1620 versuchten die Lüneburger erfolglos, das Gebiet durch einen militärischen Einfall zurückzugewinnen; erst Napoleon I. war dort auf seinem Feldzug 1806 siegreich. Doch auch dadurch wurde die Verwaltungsstruktur nicht geändert. 1868 kaufte Hamburg die Hoheitsrechte von Lübeck, so dass die gemeinsame Verwaltung endete und die Vierlande – und damit Kirchwerder – nur noch zu Hamburg gehörte. 1873 wurde die bis dahin selbstständige Enklave Ost-Krauel, die im Besitz der Familie von dem Berghe war, als selbstständige Gemeinde zur Landherrenschaft Bergedorf zugeschlagen. Erst 1937 wurden die letzten sechs Enklaven, die bis dahin unter hannöverscher bzw. preußischer Herrschaft gestanden hatten, mit dem Groß-Hamburg-Gesetz ebenfalls nach Bergedorf eingegliedert.

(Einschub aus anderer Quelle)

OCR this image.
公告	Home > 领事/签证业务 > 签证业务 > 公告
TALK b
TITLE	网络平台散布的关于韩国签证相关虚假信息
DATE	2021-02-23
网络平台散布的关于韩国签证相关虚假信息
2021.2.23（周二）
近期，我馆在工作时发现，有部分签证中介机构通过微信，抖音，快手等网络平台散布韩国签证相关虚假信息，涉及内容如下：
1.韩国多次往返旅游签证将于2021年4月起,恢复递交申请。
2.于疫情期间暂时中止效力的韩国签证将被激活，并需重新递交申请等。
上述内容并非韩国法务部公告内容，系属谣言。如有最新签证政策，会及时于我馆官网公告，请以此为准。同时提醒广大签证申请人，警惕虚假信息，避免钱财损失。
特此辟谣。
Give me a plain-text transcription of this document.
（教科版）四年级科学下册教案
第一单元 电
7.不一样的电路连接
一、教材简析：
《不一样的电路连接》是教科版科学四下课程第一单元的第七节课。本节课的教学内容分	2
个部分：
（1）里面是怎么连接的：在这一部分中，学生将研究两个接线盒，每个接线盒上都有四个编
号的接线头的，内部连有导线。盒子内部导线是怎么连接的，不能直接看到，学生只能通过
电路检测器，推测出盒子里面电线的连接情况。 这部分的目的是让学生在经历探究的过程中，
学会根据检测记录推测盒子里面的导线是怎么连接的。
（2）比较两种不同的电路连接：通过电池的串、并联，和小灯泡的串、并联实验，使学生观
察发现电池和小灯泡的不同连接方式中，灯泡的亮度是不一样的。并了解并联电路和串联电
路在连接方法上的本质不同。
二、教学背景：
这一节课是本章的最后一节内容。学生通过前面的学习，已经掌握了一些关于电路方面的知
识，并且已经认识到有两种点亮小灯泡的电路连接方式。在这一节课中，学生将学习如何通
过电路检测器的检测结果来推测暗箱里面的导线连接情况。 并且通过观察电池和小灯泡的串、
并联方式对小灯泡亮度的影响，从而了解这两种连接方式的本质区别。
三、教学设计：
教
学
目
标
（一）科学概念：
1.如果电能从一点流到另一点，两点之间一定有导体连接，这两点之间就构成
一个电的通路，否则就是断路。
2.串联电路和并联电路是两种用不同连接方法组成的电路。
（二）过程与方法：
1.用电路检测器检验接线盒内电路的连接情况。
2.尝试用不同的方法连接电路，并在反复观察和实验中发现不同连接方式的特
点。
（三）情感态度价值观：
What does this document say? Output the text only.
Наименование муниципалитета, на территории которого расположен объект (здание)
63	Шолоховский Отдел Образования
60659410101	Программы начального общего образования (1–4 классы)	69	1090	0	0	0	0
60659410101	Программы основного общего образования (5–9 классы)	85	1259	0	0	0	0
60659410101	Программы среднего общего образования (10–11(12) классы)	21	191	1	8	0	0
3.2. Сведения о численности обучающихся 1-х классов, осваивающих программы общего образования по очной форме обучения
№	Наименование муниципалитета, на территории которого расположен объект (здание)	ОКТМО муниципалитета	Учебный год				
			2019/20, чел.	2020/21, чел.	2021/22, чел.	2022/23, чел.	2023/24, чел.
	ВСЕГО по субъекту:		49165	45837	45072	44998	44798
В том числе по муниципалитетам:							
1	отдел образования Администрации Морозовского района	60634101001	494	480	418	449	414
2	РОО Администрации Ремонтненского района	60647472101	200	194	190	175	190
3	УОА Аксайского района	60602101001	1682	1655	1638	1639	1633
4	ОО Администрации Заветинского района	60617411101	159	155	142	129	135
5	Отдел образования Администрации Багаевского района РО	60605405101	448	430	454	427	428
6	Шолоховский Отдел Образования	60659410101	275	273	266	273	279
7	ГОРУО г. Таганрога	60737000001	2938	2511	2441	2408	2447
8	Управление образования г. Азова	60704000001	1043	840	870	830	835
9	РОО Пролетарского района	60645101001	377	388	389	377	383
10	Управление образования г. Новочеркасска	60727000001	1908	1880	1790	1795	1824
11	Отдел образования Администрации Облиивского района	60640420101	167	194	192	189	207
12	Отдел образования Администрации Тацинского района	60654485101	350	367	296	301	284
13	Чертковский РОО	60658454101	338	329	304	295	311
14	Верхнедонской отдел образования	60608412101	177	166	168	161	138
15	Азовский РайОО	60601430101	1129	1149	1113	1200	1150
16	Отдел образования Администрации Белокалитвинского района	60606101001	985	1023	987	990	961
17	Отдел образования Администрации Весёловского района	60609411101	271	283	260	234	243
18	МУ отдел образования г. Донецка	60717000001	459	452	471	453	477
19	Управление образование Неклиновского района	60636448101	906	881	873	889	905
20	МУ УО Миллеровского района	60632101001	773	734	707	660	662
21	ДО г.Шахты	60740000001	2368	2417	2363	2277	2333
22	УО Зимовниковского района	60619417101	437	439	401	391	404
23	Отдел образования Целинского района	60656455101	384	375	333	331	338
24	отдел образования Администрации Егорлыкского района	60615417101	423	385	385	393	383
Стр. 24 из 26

Zollenspieker ist ein Ortsteil von Kirchwerder und war eine wichtige Fährverbindung über die Elbe. Bereits 1252 existierte sie, damals als „Yslinge“ bezeichnet, und ist bis heute in Betrieb. Bis 1806, also bis zur Eroberung der Umgebung durch Napoleon I., wurde hier Zoll erhoben (daher auch der Name: „Zollenspieker“ bedeutet soviel wie „Zollspeicher“, dieser wurde auf kirchwerderaner Seite an einer Stelle errichtet, wo die Elbe eine Biegung macht, da so von hier aus die Elbe und das eigene Ufer in alle Richtungen sehr gut einsehbar ist). Beim Überfall der Lüneburger von 1620 wurde der alte Speicher zerstört, jedoch bereits ein Jahr später schon wieder neu errichtet. Eine Schanze schützt ihn bis heute vor weiteren Angriffen vom Fluss her. Etwa ab 1870 entwickelte sich der Zollenspieker (Synonym auch für die Fähre) zur Sehenswürdigkeit für die Hamburger; der alte Zollspeicher wurde zur Gaststätte mit einem Tanzsaal in einem neuen Anbau umgestaltet und ist bis heute ist ein beliebtes Ausflugsziel. Der Zollenspieker liegt am Flusskilometer 598 und kennzeichnet zugleich den südlichsten Punkt der Hansestadt.